All Still Orbit portrays Brasilia’s architectural ambition as the subject of a social nightmare in which the dream city’s development workforce is compelled to work in deplorable circumstances. All the Cities of the North features Brasilia again, this time in the context of the Lagos International Trade Fair Convention Center, which was developed and constructed by the now-defunct Yugoslav company Energoprojekt. Although the ideal urbanist vision did not come true, the material environment has recently been repopulated by locals, becoming a source of affections for and perceptions of a post-utopian time. Komljen’s works, which creatively investigate modernist urban utopias, still hold the promise of the future, but only in the form of a subjective, spectral dream ignited by sleep and malaise.
All Still Orbit (2016, 23 minutes)
All Still Orbit links together two apparently unrelated moments in the construction of Brasilia: a dream by an Italian saint used to justify its creation and a small city built by workers constructing a new capital to house them and their families. How do you make sense of a city built on a dream? Are all dreams made equal? Sometimes a documentary can feel like a fairy tale.
All the Cities of the North (2016, 97 minutes)
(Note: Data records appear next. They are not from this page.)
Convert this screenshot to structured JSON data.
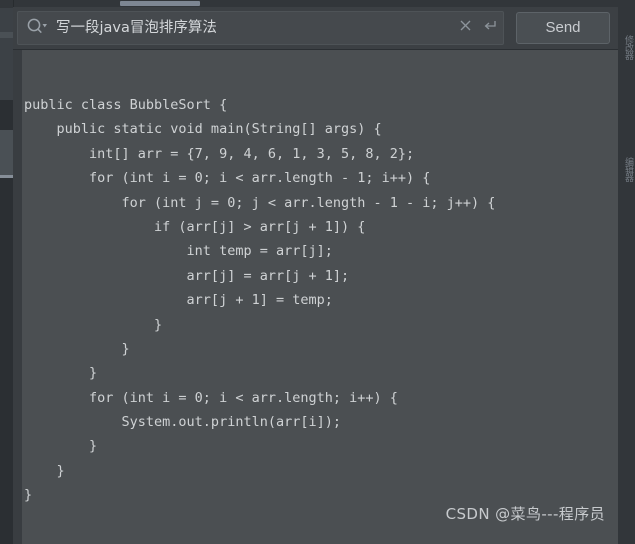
{
  "header": {
    "search": {
      "value": "写一段java冒泡排序算法",
      "placeholder": "",
      "icon": "search-icon",
      "dropdown_icon": "chevron-down-icon"
    },
    "clear_icon": "close-icon",
    "enter_icon": "return-arrow-icon",
    "send_label": "Send"
  },
  "right_rail": {
    "tabs": [
      "修改器",
      "编辑器"
    ]
  },
  "code": {
    "language": "java",
    "lines": [
      "public class BubbleSort {",
      "    public static void main(String[] args) {",
      "        int[] arr = {7, 9, 4, 6, 1, 3, 5, 8, 2};",
      "        for (int i = 0; i < arr.length - 1; i++) {",
      "            for (int j = 0; j < arr.length - 1 - i; j++) {",
      "                if (arr[j] > arr[j + 1]) {",
      "                    int temp = arr[j];",
      "                    arr[j] = arr[j + 1];",
      "                    arr[j + 1] = temp;",
      "                }",
      "            }",
      "        }",
      "        for (int i = 0; i < arr.length; i++) {",
      "            System.out.println(arr[i]);",
      "        }",
      "    }",
      "}"
    ]
  },
  "watermark": {
    "text": "CSDN @菜鸟---程序员"
  },
  "colors": {
    "window_bg": "#32363a",
    "header_bg": "#3c4044",
    "code_bg": "#4b4f52",
    "code_fg": "#cfd2d4",
    "accent": "#7e8793"
  }
}
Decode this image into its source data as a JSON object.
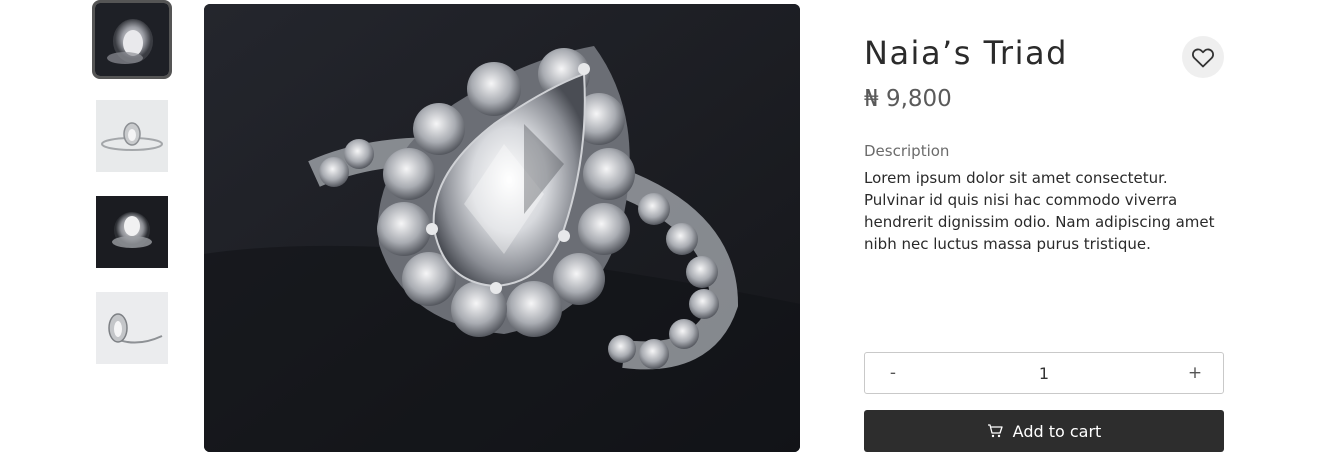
{
  "product": {
    "title": "Naia’s Triad",
    "price": "₦ 9,800",
    "description_label": "Description",
    "description": "Lorem ipsum dolor sit amet consectetur. Pulvinar id quis nisi hac commodo viverra hendrerit dignissim odio. Nam adipiscing amet nibh nec luctus massa purus tristique."
  },
  "gallery": {
    "thumbnails": [
      {
        "name": "ring-triad-dark-background",
        "selected": true
      },
      {
        "name": "pear-ring-light-background",
        "selected": false
      },
      {
        "name": "ring-set-dark-background",
        "selected": false
      },
      {
        "name": "pear-ring-side-view",
        "selected": false
      }
    ]
  },
  "quantity": {
    "decrement_label": "-",
    "value": "1",
    "increment_label": "+"
  },
  "cart": {
    "label": "Add to cart",
    "icon": "cart-icon"
  },
  "favorite": {
    "icon": "heart-icon"
  },
  "colors": {
    "cart_button": "#2d2d2d",
    "favorite_bg": "#efefef"
  }
}
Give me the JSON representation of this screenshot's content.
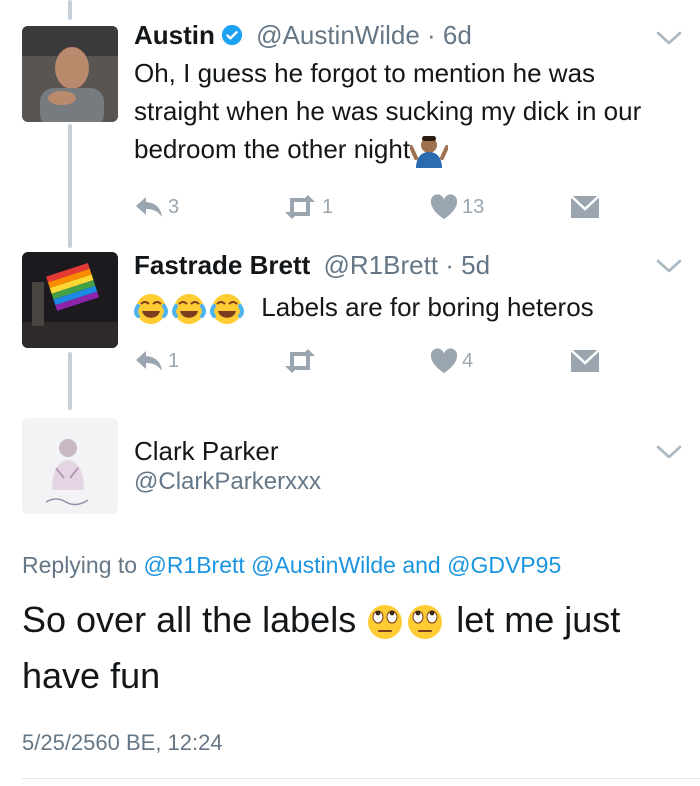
{
  "tweets": [
    {
      "name": "Austin",
      "verified": true,
      "handle": "@AustinWilde",
      "time": "· 6d",
      "text": "Oh, I guess he forgot to mention he was straight when he was sucking my dick in our bedroom the other night",
      "trailing_emoji": "shrug-emoji",
      "replies": "3",
      "retweets": "1",
      "likes": "13"
    },
    {
      "name": "Fastrade Brett",
      "handle": "@R1Brett",
      "time": "· 5d",
      "leading_emoji": [
        "tears-of-joy-emoji",
        "tears-of-joy-emoji",
        "tears-of-joy-emoji"
      ],
      "text": "Labels are for boring heteros",
      "replies": "1",
      "retweets": "",
      "likes": "4"
    }
  ],
  "focused": {
    "name": "Clark Parker",
    "handle": "@ClarkParkerxxx",
    "replying_prefix": "Replying to",
    "replying_to": "@R1Brett @AustinWilde and @GDVP95",
    "text_part1": "So over all the labels",
    "text_part2": "let me just have fun",
    "emoji": [
      "eye-roll-emoji",
      "eye-roll-emoji"
    ],
    "timestamp": "5/25/2560 BE, 12:24"
  },
  "colors": {
    "link": "#1b95e0",
    "muted": "#657786",
    "icon": "#9aa5b0",
    "thread": "#c6d0d8"
  }
}
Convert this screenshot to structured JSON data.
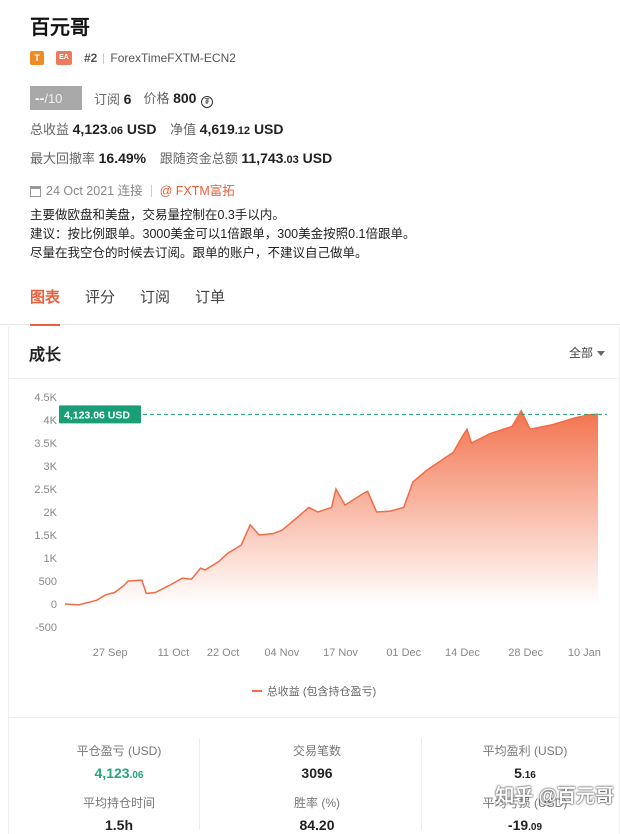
{
  "title": "百元哥",
  "tags": {
    "t": "T",
    "ea": "EA"
  },
  "rank": "#2",
  "broker": "ForexTimeFXTM-ECN2",
  "score": {
    "value": "--",
    "max": "/10"
  },
  "subscriptions": {
    "label": "订阅",
    "value": "6"
  },
  "price": {
    "label": "价格",
    "value": "800",
    "coin": "₮"
  },
  "total_profit": {
    "label": "总收益",
    "main": "4,123",
    "dec": ".06",
    "unit": "USD"
  },
  "net_value": {
    "label": "净值",
    "main": "4,619",
    "dec": ".12",
    "unit": "USD"
  },
  "max_drawdown": {
    "label": "最大回撤率",
    "value": "16.49%"
  },
  "follow_funds": {
    "label": "跟随资金总额",
    "main": "11,743",
    "dec": ".03",
    "unit": "USD"
  },
  "connect": {
    "date": "24 Oct 2021 连接",
    "broker_link": "@ FXTM富拓"
  },
  "description": [
    "主要做欧盘和美盘，交易量控制在0.3手以内。",
    "建议：按比例跟单。3000美金可以1倍跟单，300美金按照0.1倍跟单。",
    "尽量在我空仓的时候去订阅。跟单的账户，不建议自己做单。"
  ],
  "tabs": [
    "图表",
    "评分",
    "订阅",
    "订单"
  ],
  "active_tab": 0,
  "growth": {
    "title": "成长",
    "range": "全部"
  },
  "colors": {
    "accent": "#e8603c",
    "line": "#f26c45",
    "label_bg": "#1a9e78",
    "green": "#24a57d"
  },
  "chart_data": {
    "type": "area",
    "ylim": [
      -500,
      4500
    ],
    "yticks": [
      {
        "v": 4500,
        "label": "4.5K"
      },
      {
        "v": 4000,
        "label": "4K"
      },
      {
        "v": 3500,
        "label": "3.5K"
      },
      {
        "v": 3000,
        "label": "3K"
      },
      {
        "v": 2500,
        "label": "2.5K"
      },
      {
        "v": 2000,
        "label": "2K"
      },
      {
        "v": 1500,
        "label": "1.5K"
      },
      {
        "v": 1000,
        "label": "1K"
      },
      {
        "v": 500,
        "label": "500"
      },
      {
        "v": 0,
        "label": "0"
      },
      {
        "v": -500,
        "label": "-500"
      }
    ],
    "xlim": [
      "2021-09-17",
      "2022-01-15"
    ],
    "xticks": [
      {
        "d": "2021-09-27",
        "label": "27 Sep"
      },
      {
        "d": "2021-10-11",
        "label": "11 Oct"
      },
      {
        "d": "2021-10-22",
        "label": "22 Oct"
      },
      {
        "d": "2021-11-04",
        "label": "04 Nov"
      },
      {
        "d": "2021-11-17",
        "label": "17 Nov"
      },
      {
        "d": "2021-12-01",
        "label": "01 Dec"
      },
      {
        "d": "2021-12-14",
        "label": "14 Dec"
      },
      {
        "d": "2021-12-28",
        "label": "28 Dec"
      },
      {
        "d": "2022-01-10",
        "label": "10 Jan"
      }
    ],
    "series": [
      {
        "name": "总收益 (包含持仓盈亏)",
        "points": [
          [
            "2021-09-17",
            0
          ],
          [
            "2021-09-20",
            -20
          ],
          [
            "2021-09-24",
            80
          ],
          [
            "2021-09-26",
            200
          ],
          [
            "2021-09-28",
            250
          ],
          [
            "2021-09-30",
            400
          ],
          [
            "2021-10-01",
            500
          ],
          [
            "2021-10-04",
            520
          ],
          [
            "2021-10-05",
            230
          ],
          [
            "2021-10-07",
            250
          ],
          [
            "2021-10-10",
            400
          ],
          [
            "2021-10-13",
            560
          ],
          [
            "2021-10-15",
            540
          ],
          [
            "2021-10-17",
            780
          ],
          [
            "2021-10-18",
            740
          ],
          [
            "2021-10-21",
            920
          ],
          [
            "2021-10-23",
            1100
          ],
          [
            "2021-10-26",
            1280
          ],
          [
            "2021-10-28",
            1720
          ],
          [
            "2021-10-30",
            1500
          ],
          [
            "2021-11-02",
            1530
          ],
          [
            "2021-11-04",
            1600
          ],
          [
            "2021-11-07",
            1850
          ],
          [
            "2021-11-10",
            2100
          ],
          [
            "2021-11-12",
            2000
          ],
          [
            "2021-11-15",
            2100
          ],
          [
            "2021-11-16",
            2500
          ],
          [
            "2021-11-18",
            2150
          ],
          [
            "2021-11-22",
            2400
          ],
          [
            "2021-11-23",
            2450
          ],
          [
            "2021-11-25",
            2000
          ],
          [
            "2021-11-28",
            2020
          ],
          [
            "2021-12-01",
            2100
          ],
          [
            "2021-12-03",
            2650
          ],
          [
            "2021-12-06",
            2900
          ],
          [
            "2021-12-09",
            3100
          ],
          [
            "2021-12-12",
            3300
          ],
          [
            "2021-12-14",
            3650
          ],
          [
            "2021-12-15",
            3800
          ],
          [
            "2021-12-16",
            3500
          ],
          [
            "2021-12-20",
            3700
          ],
          [
            "2021-12-25",
            3860
          ],
          [
            "2021-12-27",
            4200
          ],
          [
            "2021-12-29",
            3800
          ],
          [
            "2022-01-03",
            3900
          ],
          [
            "2022-01-08",
            4050
          ],
          [
            "2022-01-11",
            4110
          ],
          [
            "2022-01-13",
            4123.06
          ]
        ]
      }
    ],
    "last_value_label": "4,123.06 USD",
    "grid": false
  },
  "legend_label": "总收益 (包含持仓盈亏)",
  "summary": [
    {
      "label": "平仓盈亏 (USD)",
      "main": "4,123",
      "dec": ".06",
      "green": true
    },
    {
      "label": "交易笔数",
      "main": "3096",
      "dec": "",
      "green": false
    },
    {
      "label": "平均盈利 (USD)",
      "main": "5",
      "dec": ".16",
      "green": false
    },
    {
      "label": "平均持仓时间",
      "main": "1.5h",
      "dec": "",
      "green": false
    },
    {
      "label": "胜率 (%)",
      "main": "84.20",
      "dec": "",
      "green": false
    },
    {
      "label": "平均亏损 (USD)",
      "main": "-19",
      "dec": ".09",
      "green": false
    }
  ],
  "watermark": "知乎 @百元哥"
}
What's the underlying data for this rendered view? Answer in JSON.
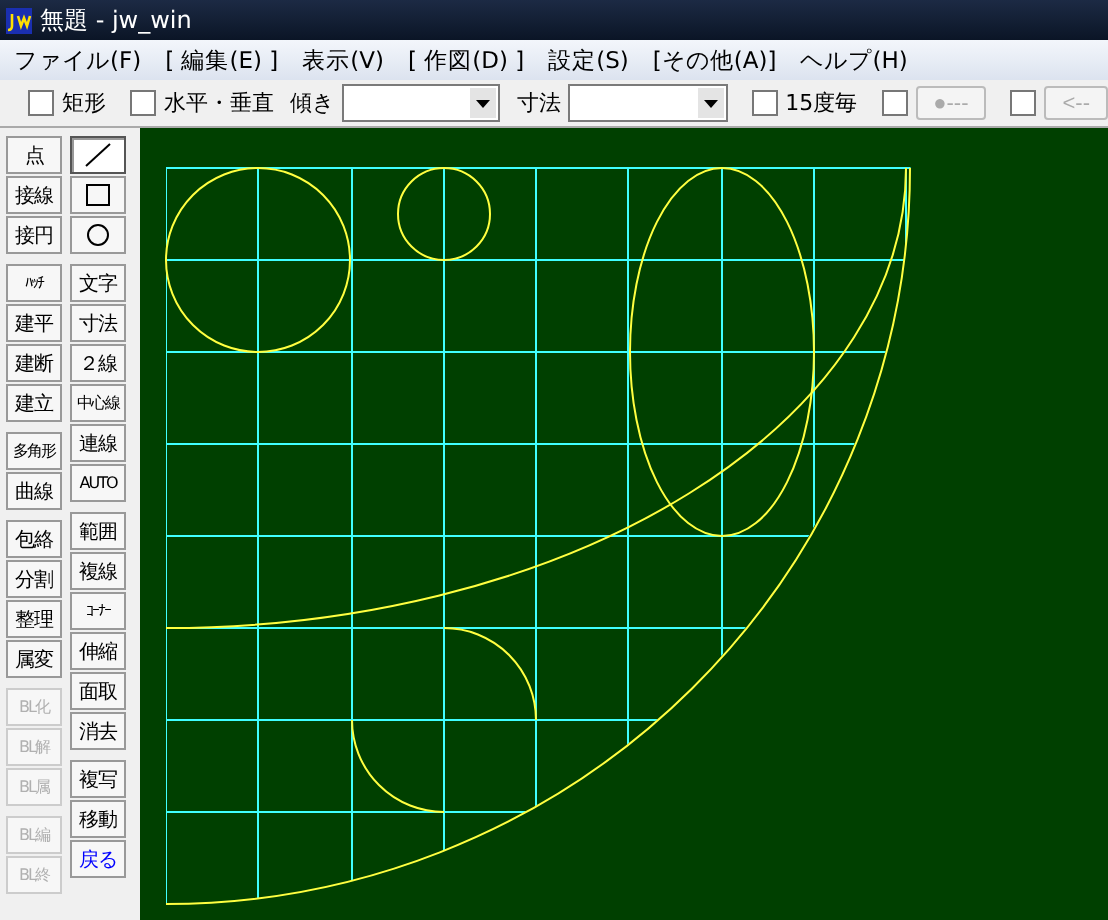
{
  "window": {
    "title": "無題 - jw_win"
  },
  "menu": [
    {
      "label": "ファイル(F)"
    },
    {
      "label": "[ 編集(E) ]"
    },
    {
      "label": "表示(V)"
    },
    {
      "label": "[ 作図(D) ]"
    },
    {
      "label": "設定(S)"
    },
    {
      "label": "[その他(A)]"
    },
    {
      "label": "ヘルプ(H)"
    }
  ],
  "toolbar": [
    {
      "kind": "checkbox",
      "label": "矩形",
      "checked": false
    },
    {
      "kind": "checkbox",
      "label": "水平・垂直",
      "checked": false
    },
    {
      "kind": "combo",
      "label": "傾き"
    },
    {
      "kind": "combo",
      "label": "寸法"
    },
    {
      "kind": "checkbox",
      "label": "15度毎",
      "checked": false
    },
    {
      "kind": "checkbox",
      "checked": false
    },
    {
      "kind": "button",
      "label": "●---",
      "disabled": true
    },
    {
      "kind": "checkbox",
      "checked": false
    },
    {
      "kind": "button",
      "label": "<--",
      "disabled": true
    }
  ],
  "left_toolbar": {
    "column_1": [
      [
        {
          "label": "点",
          "disabled": false
        },
        {
          "label": "接線",
          "disabled": false
        },
        {
          "label": "接円",
          "disabled": false
        }
      ],
      [
        {
          "label": "ﾊｯﾁ",
          "disabled": false
        },
        {
          "label": "建平",
          "disabled": false
        },
        {
          "label": "建断",
          "disabled": false
        },
        {
          "label": "建立",
          "disabled": false
        }
      ],
      [
        {
          "label": "多角形",
          "disabled": false
        },
        {
          "label": "曲線",
          "disabled": false
        }
      ],
      [
        {
          "label": "包絡",
          "disabled": false
        },
        {
          "label": "分割",
          "disabled": false
        },
        {
          "label": "整理",
          "disabled": false
        },
        {
          "label": "属変",
          "disabled": false
        }
      ],
      [
        {
          "label": "BL化",
          "disabled": true
        },
        {
          "label": "BL解",
          "disabled": true
        },
        {
          "label": "BL属",
          "disabled": true
        }
      ],
      [
        {
          "label": "BL編",
          "disabled": true
        },
        {
          "label": "BL終",
          "disabled": true
        }
      ]
    ],
    "column_2": [
      [
        {
          "kind": "line",
          "selected": true
        },
        {
          "kind": "rectangle",
          "selected": false
        },
        {
          "kind": "circle",
          "selected": false
        }
      ],
      [
        {
          "kind": "text",
          "label": "文字",
          "selected": false
        },
        {
          "kind": "text",
          "label": "寸法",
          "selected": false
        },
        {
          "kind": "text",
          "label": "２線",
          "selected": false
        },
        {
          "kind": "text",
          "label": "中心線",
          "selected": false
        },
        {
          "kind": "text",
          "label": "連線",
          "selected": false
        },
        {
          "kind": "text",
          "label": "AUTO",
          "selected": false
        }
      ],
      [
        {
          "kind": "text",
          "label": "範囲",
          "selected": false
        },
        {
          "kind": "text",
          "label": "複線",
          "selected": false
        },
        {
          "kind": "text",
          "label": "ｺｰﾅｰ",
          "selected": false
        },
        {
          "kind": "text",
          "label": "伸縮",
          "selected": false
        },
        {
          "kind": "text",
          "label": "面取",
          "selected": false
        },
        {
          "kind": "text",
          "label": "消去",
          "selected": false
        }
      ],
      [
        {
          "kind": "text",
          "label": "複写",
          "selected": false
        },
        {
          "kind": "text",
          "label": "移動",
          "selected": false
        },
        {
          "kind": "text",
          "label": "戻る",
          "selected": false,
          "color": "#0000ff"
        }
      ]
    ]
  }
}
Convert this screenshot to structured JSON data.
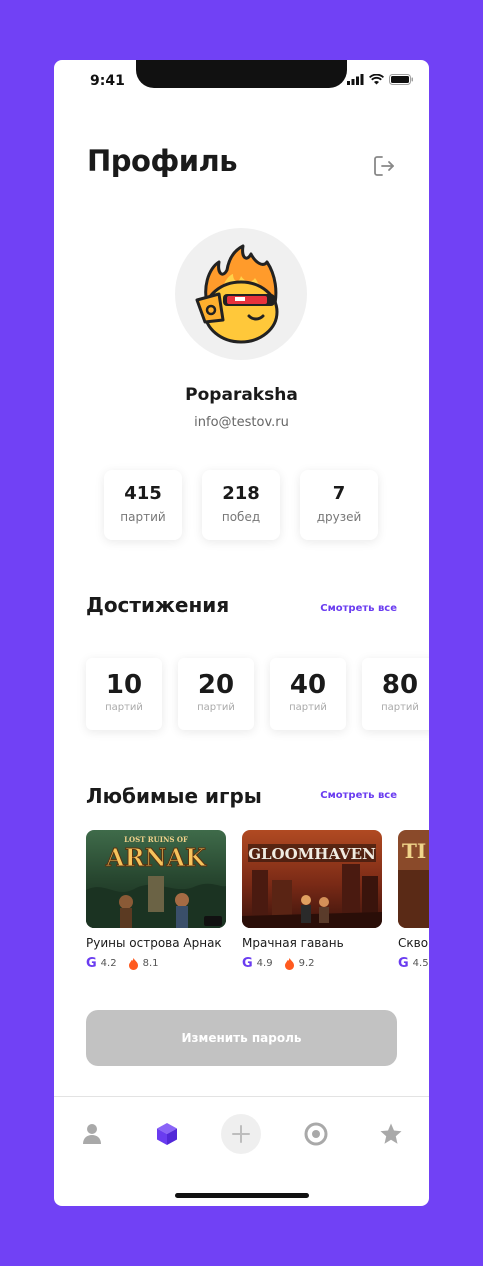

In the darkly wooded grounds and concrete blocks of what was once a resort complex, two men share an enigmatic, tender non-binary life. They doze together, scavenge the grounds and urinate outdoors before the third man shows up. In this richly suggestive and moving elegy to lost utopias, no words are exchanged and speech only comes in monologues, taking up questions on the architecture and administration of human sociality. One recurring thread in All the Cities of the North concerns how people use and recycle buildings, engineer the landscapes, and appropriate spaces in ways for which they were not intended. The flurries of narration allude to socialistic objectives in architecture, whether in a Yugoslav company’s construction work for the International Trade Fair in Lagos, Nigeria, or the plans for the twentieth-century city of Brasília.